Ralph Fiennes turned his back on Hollywood after Schindler's List and The English Patient, in order to appear in films like this that demand serious effort from an actor. His performance makes Tom Hanks in Forrest Gump look cute and Dustin Hoffman in Rain Man self-consciously mannered.

Told through the mind's eye of a schizophrenic, Spider teases the audience with intimations of reality, as the man struggles in vain against the iron discipline of Mrs Wilkinson's (Lynn Redgrave at her withering best) halfway house in London's East End.
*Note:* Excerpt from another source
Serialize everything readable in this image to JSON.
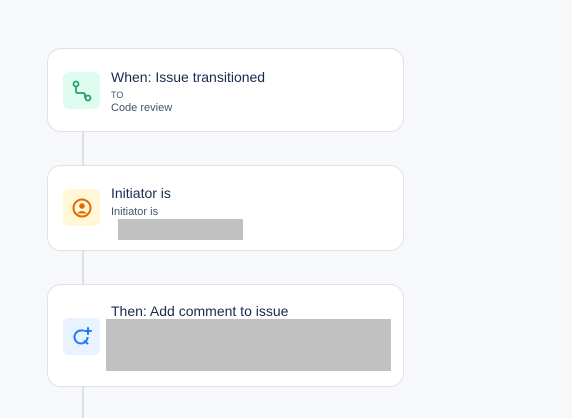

He revisits his 10-year-old self (Bradley Hall), loving mother (Richardson) and plumber dad (Gabriel Byrne), who spends his evenings at the pub, flirting with the busty flamboyant Yvonne (Richardson). The boy's life changes forever when this tarty good-time girl replaces his mother in the family home and he decides to take matters into his own hands.

In many respects Patrick McGrath's novel is too subtle for cinema, as it investigates the damage done to a young mind by trauma and heightened imagination. Fiennes remains locked into the mumbling, shuffling shell of a man who has never known freedom of expression, except when scribbling insect words into a notebook.

Richardson is magnificent in all her manifestations, while Byrne has the hardest task of appearing villainous and normal at the same time. Cronenberg is not playing tricks, neither does he indulge in horror.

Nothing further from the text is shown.